De manera un tanto sorpresiva, ayer se anunció la salida de Agustín Carstens del Banco de México. La renuncia ocurrirá a partir de julio de 2017, ya que el hasta ahora gobernador del Banco de México pasará a ocupar la gerencia general del Banco de Pagos Internacionales en octubre de 2017. El anuncio causó sorpresa y una cierta inquietud en los mercados financieros. Esta inquietud no tiene razón de ser. La estabilidad de una economía como la mexicana no depende de una sola persona. De hecho, aunque no mucha gente parece reconocerlo, en los últimos años hemos avanzado mucho en el diseño institucional de nuestras autoridades económicas. En particular, desde hace más de 20 años el Banco de México es una institución autónoma, que no está supeditada a la voluntad del Ejecutivo, y que cuenta con un órgano colegiado especializado para su toma de decisiones fundamentales.
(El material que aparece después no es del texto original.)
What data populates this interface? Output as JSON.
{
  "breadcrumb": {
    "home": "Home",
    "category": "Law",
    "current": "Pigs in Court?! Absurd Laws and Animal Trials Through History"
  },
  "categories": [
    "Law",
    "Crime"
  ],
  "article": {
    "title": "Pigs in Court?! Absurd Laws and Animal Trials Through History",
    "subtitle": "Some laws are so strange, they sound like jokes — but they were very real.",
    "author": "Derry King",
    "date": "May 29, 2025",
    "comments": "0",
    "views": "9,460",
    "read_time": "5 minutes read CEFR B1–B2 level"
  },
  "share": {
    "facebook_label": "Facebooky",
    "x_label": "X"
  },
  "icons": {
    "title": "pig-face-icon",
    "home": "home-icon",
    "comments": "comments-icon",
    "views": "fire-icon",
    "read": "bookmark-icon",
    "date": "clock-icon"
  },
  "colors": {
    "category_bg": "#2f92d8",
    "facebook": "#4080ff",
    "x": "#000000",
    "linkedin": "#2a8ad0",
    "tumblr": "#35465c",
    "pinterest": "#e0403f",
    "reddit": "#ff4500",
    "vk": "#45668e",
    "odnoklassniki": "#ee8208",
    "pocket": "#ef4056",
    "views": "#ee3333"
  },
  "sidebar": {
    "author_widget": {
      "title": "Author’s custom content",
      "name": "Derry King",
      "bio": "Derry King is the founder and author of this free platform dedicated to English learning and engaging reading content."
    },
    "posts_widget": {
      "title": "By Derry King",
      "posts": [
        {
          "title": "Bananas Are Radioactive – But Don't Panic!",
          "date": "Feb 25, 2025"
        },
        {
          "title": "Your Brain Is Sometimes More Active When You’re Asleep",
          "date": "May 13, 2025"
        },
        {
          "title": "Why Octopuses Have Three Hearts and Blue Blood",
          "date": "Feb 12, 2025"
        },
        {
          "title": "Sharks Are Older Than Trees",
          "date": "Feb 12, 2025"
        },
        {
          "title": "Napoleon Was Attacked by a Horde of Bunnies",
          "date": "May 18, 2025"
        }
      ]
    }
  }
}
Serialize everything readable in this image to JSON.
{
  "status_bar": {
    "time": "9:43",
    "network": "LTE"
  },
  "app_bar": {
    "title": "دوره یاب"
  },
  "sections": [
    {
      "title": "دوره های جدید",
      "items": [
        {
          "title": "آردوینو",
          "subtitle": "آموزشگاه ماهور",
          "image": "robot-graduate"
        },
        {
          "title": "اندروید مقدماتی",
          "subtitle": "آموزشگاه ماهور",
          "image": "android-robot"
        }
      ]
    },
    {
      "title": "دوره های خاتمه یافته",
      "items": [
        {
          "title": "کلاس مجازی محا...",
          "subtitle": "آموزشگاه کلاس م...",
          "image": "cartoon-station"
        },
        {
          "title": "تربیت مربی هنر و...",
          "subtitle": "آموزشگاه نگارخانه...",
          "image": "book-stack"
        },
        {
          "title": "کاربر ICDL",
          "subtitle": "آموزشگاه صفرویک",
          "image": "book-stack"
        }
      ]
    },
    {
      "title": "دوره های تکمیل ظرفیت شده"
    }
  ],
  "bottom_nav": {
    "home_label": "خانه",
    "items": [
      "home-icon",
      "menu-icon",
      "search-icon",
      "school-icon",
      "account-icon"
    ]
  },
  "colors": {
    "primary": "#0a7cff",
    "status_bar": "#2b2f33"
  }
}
Este órgano, la Junta de Gobierno del Banco de México, se compone de un gobernador y de cuatro subgobernadores, quienes discuten libre y públicamente sobre sus decisiones. Así es, las minutas de estas discusiones son públicas y, si bien no sabemos quién dijo qué, si sabemos cuál es el tono de los debates, cuáles son las preocupaciones y cuál fue el resultado de las votaciones. Así pues, es realmente absurdo pensar que la salida de un funcionario como Carstens pone en peligro la estabilidad de la economía mexicana.

Por otro lado, una circunstancia concreta hace aún menos improbable que el Banco de México quede en manos inexpertas o menos confiables que las de Carstens. Precisamente ayer, el Senado aprobó el nombramiento de Alejandro Díaz de León como el quinto miembro de la Junta de Gobierno del Banco de México. Alejandro es un funcionario experimentado que estuvo muchos años en el Banco y que hizo su carrera de la mano de Carstens. A la par de él, la Junta del Banco está conformado por otros funcionarios igualmente cercanos a Carstens: Manuel Ramos Francia, Javier Guzmán Calafell y Roberto del Cueto, todos muy cercanos a Carstens y formados en la ortodoxia del banco central. De hecho, como lo señalara hace poco Jonathan Heath en un artículo periodístico, el problema actual del Banco es precisamente el contrario: la falta de pluralidad de visiones y perspectivas sobre la economía. En otras partes del mundo las Juntas de Gobierno de los bancos centrales suelen ser más plurales, con miembros que provienen tanto de la iniciativa privada como de la academia. Ese es el caso, por ejemplo, de la Reserva Federal en Estados Unidos. Así pues, el problema no es la posibilidad de que lleguen manos inexpertas o heterodoxas, como algunos temen. Su problema, en todo caso, es que seguirá siendo tan ortodoxo como hasta ahora.

En ese sentido, quizá valga la pena valorar cuáles han sido hasta ahora los resultados de la ortodoxia económica. Por ejemplo, el tipo de cambio en enero de 2010, cuando tomó posesión del Banco de México Agustín Carstens, era de $13 pesos por dólar. Hoy es de $20.74, un aumento de casi 60% en el tipo de cambio en menos de siete años. El crecimiento económico ha sido relativamente mediocre, por debajo de 3% anual y menos de 1% en términos per cápita. La inflación anual, si bien se ha mantenido relativamente baja, no estuvo debajo de 3% entre 2010 y 2014, en dos años incluso estuvo por encima de 4% anual, lo cual excede el umbral de confianza de 3% +/- 1% establecido por el propio Banco. Así pues, los resultados de Carstens, si bien no han sido malos tampoco son estelares. La preocupación no debe ser si se perderá o no la ortodoxia en la conducción de la política monetaria. Esa está garantizada por la composición de la Junta de Gobierno. Quizá lo que deberíamos empezar a preguntarnos es si no es tiempo de pasar a que el banco central tenga un objetivo dual (crecimiento e inflación) en lugar de un objetivo único (inflación), tal y como ocurre en otros países como Estados Unidos.